Goat Racing: What is it and why it's a big deal in Tobago
Posted Apr 09, 2020
The annual Tobago Crab and Goat Race has become synonymous with Easter on the island.
Each year, jockeys race their goats several hundred yards to the finish line, competing for the coveted title, Champ of Champs.
The annual racing event--which attracts both locals and visitors from all over the world--got its start in 1925. At that time, horse racing occupied Easter Monday and was a sport reserved for the local gentry.
Goat racing was considered as the poor man’s equivalent to the horse races, so Tuesday was declared ‘Easter Tuesday’ and dedicated to the racing of goats for the entertainment of the "lower classes".
Although Easter Tuesday is the official day for the Goat Race, the event is so popular it also takes place during the Tobago Heritage Festival.
While it may look easy, quite a lot of strength, speed and endurance are required ahead of the races. The goats are trained for at least two months, learning to walk at increasing speeds until they’re running in front of the trainer. They're also put on a swimming routine to build muscle.

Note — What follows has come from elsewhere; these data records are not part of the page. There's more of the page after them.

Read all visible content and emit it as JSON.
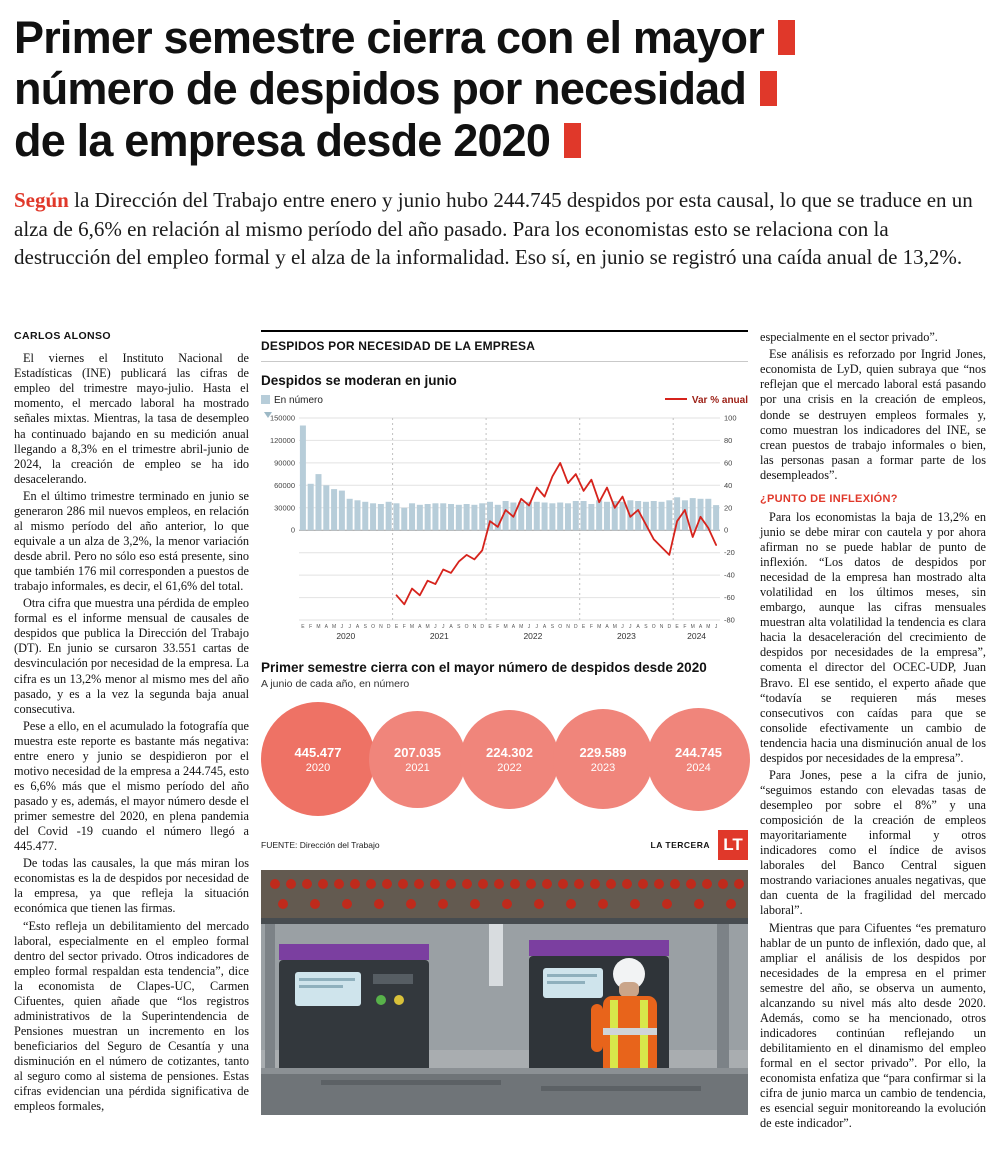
{
  "colors": {
    "accent": "#e0382a",
    "bar": "#b7cdd9",
    "line": "#d6231c"
  },
  "headline": {
    "lines": [
      "Primer semestre cierra con el mayor",
      "número de despidos por necesidad",
      "de la empresa desde 2020"
    ]
  },
  "lead": {
    "highlight": "Según",
    "text": " la Dirección del Trabajo entre enero y junio hubo 244.745 despidos por esta causal, lo que se traduce en un alza de 6,6% en relación al mismo período del año pasado. Para los economistas esto se relaciona con la destrucción del empleo formal y el alza de la informalidad. Eso sí, en junio se registró una caída anual de 13,2%."
  },
  "byline": "CARLOS ALONSO",
  "left_column": [
    "El viernes el Instituto Nacional de Estadísticas (INE) publicará las cifras de empleo del trimestre mayo-julio. Hasta el momento, el mercado laboral ha mostrado señales mixtas. Mientras, la tasa de desempleo ha continuado bajando en su medición anual llegando a 8,3% en el trimestre abril-junio de 2024, la creación de empleo se ha ido desacelerando.",
    "En el último trimestre terminado en junio se generaron 286 mil nuevos empleos, en relación al mismo período del año anterior, lo que equivale a un alza de 3,2%, la menor variación desde abril. Pero no sólo eso está presente, sino que también 176 mil corresponden a puestos de trabajo informales, es decir, el 61,6% del total.",
    "Otra cifra que muestra una pérdida de empleo formal es el informe mensual de causales de despidos que publica la Dirección del Trabajo (DT). En junio se cursaron 33.551 cartas de desvinculación por necesidad de la empresa. La cifra es un 13,2% menor al mismo mes del año pasado, y es a la vez la segunda baja anual consecutiva.",
    "Pese a ello, en el acumulado la fotografía que muestra este reporte es bastante más negativa: entre enero y junio se despidieron por el motivo necesidad de la empresa a 244.745, esto es 6,6% más que el mismo período del año pasado y es, además, el mayor número desde el primer semestre del 2020, en plena pandemia del Covid -19 cuando el número llegó a 445.477.",
    "De todas las causales, la que más miran los economistas es la de despidos por necesidad de la empresa, ya que refleja la situación económica que tienen las firmas.",
    "“Esto refleja un debilitamiento del mercado laboral, especialmente en el empleo formal dentro del sector privado. Otros indicadores de empleo formal respaldan esta tendencia”, dice la economista de Clapes-UC, Carmen Cifuentes, quien añade que “los registros administrativos de la Superintendencia de Pensiones muestran un incremento en los beneficiarios del Seguro de Cesantía y una disminución en el número de cotizantes, tanto al seguro como al sistema de pensiones. Estas cifras evidencian una pérdida significativa de empleos formales,"
  ],
  "right_column": {
    "before": [
      "especialmente en el sector privado”.",
      "Ese análisis es reforzado por Ingrid Jones, economista de LyD, quien subraya que “nos reflejan que el mercado laboral está pasando por una crisis en la creación de empleos, donde se destruyen empleos formales y, como muestran los indicadores del INE, se crean puestos de trabajo informales o bien, las personas pasan a formar parte de los desempleados”."
    ],
    "subhead": "¿PUNTO DE INFLEXIÓN?",
    "after": [
      "Para los economistas la baja de 13,2% en junio se debe mirar con cautela y por ahora afirman no se puede hablar de punto de inflexión. “Los datos de despidos por necesidad de la empresa han mostrado alta volatilidad en los últimos meses, sin embargo, aunque las cifras mensuales muestran alta volatilidad la tendencia es clara hacia la desaceleración del crecimiento de despidos por necesidades de la empresa”, comenta el director del OCEC-UDP, Juan Bravo. El ese sentido, el experto añade que “todavía se requieren más meses consecutivos con caídas para que se consolide efectivamente un cambio de tendencia hacia una disminución anual de los despidos por necesidades de la empresa”.",
      "Para Jones, pese a la cifra de junio, “seguimos estando con elevadas tasas de desempleo por sobre el 8%” y una composición de la creación de empleos mayoritariamente informal y otros indicadores como el índice de avisos laborales del Banco Central siguen mostrando variaciones anuales negativas, que dan cuenta de la fragilidad del mercado laboral”.",
      "Mientras que para Cifuentes “es prematuro hablar de un punto de inflexión, dado que, al ampliar el análisis de los despidos por necesidades de la empresa en el primer semestre del año, se observa un aumento, alcanzando su nivel más alto desde 2020. Además, como se ha mencionado, otros indicadores continúan reflejando un debilitamiento en el dinamismo del empleo formal en el sector privado”. Por ello, la economista enfatiza que “para confirmar si la cifra de junio marca un cambio de tendencia, es esencial seguir monitoreando la evolución de este indicador”."
    ]
  },
  "infographic": {
    "kicker": "DESPIDOS POR NECESIDAD DE LA EMPRESA",
    "chart_title": "Despidos se moderan en junio",
    "legend_bar": "En número",
    "legend_line": "Var % anual",
    "bubble_title": "Primer semestre cierra con el mayor número de despidos desde 2020",
    "bubble_subtitle": "A junio de cada año, en número",
    "source": "FUENTE: Dirección del Trabajo",
    "credit": "LA TERCERA",
    "logo": "LT"
  },
  "bubbles": [
    {
      "value": "445.477",
      "year": "2020",
      "size": 114,
      "color": "#ee7265"
    },
    {
      "value": "207.035",
      "year": "2021",
      "size": 97,
      "color": "#f0857b"
    },
    {
      "value": "224.302",
      "year": "2022",
      "size": 99,
      "color": "#f0857b"
    },
    {
      "value": "229.589",
      "year": "2023",
      "size": 100,
      "color": "#f0857b"
    },
    {
      "value": "244.745",
      "year": "2024",
      "size": 103,
      "color": "#f0857b"
    }
  ],
  "chart_data": {
    "type": "bar+line",
    "title": "Despidos se moderan en junio",
    "series_bar_name": "En número",
    "series_line_name": "Var % anual",
    "left_axis": {
      "min": 0,
      "max": 150000,
      "ticks": [
        150000,
        120000,
        90000,
        60000,
        30000,
        0
      ]
    },
    "right_axis": {
      "min": -80,
      "max": 100,
      "ticks": [
        100,
        80,
        60,
        40,
        20,
        0,
        -20,
        -40,
        -60,
        -80
      ]
    },
    "month_labels": [
      "E",
      "F",
      "M",
      "A",
      "M",
      "J",
      "J",
      "A",
      "S",
      "O",
      "N",
      "D"
    ],
    "years": [
      {
        "label": "2020",
        "months": 12
      },
      {
        "label": "2021",
        "months": 12
      },
      {
        "label": "2022",
        "months": 12
      },
      {
        "label": "2023",
        "months": 12
      },
      {
        "label": "2024",
        "months": 6
      }
    ],
    "bars": [
      140000,
      62000,
      75000,
      60000,
      55000,
      53000,
      42000,
      40000,
      38000,
      36000,
      35000,
      38000,
      36000,
      30000,
      36000,
      34000,
      35000,
      36000,
      36000,
      35000,
      34000,
      35000,
      34000,
      36000,
      38000,
      34000,
      39000,
      37000,
      38000,
      38000,
      38000,
      37000,
      36000,
      37000,
      36000,
      39000,
      39000,
      35000,
      40000,
      38000,
      39000,
      38000,
      40000,
      39000,
      38000,
      39000,
      38000,
      40000,
      44000,
      40000,
      43000,
      42000,
      42000,
      33551
    ],
    "line": [
      null,
      null,
      null,
      null,
      null,
      null,
      null,
      null,
      null,
      null,
      null,
      null,
      -58,
      -66,
      -52,
      -58,
      -45,
      -48,
      -35,
      -38,
      -28,
      -22,
      -26,
      -18,
      8,
      3,
      18,
      12,
      28,
      22,
      38,
      30,
      48,
      60,
      42,
      50,
      35,
      45,
      25,
      38,
      20,
      30,
      12,
      18,
      5,
      -8,
      -15,
      -22,
      8,
      18,
      -6,
      12,
      2,
      -13.2
    ]
  }
}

Just like horse racing, the goats are divided into several classifications: C2 (first-time runners), C1 (runners from the previous year), B (running for the past two years) and A (most experienced runners).
Today, the Goat Race Festival has evolved into a family affair where generations meet through tradition and visitors can partake in the landmark event, placing bets or even play jockey themselves.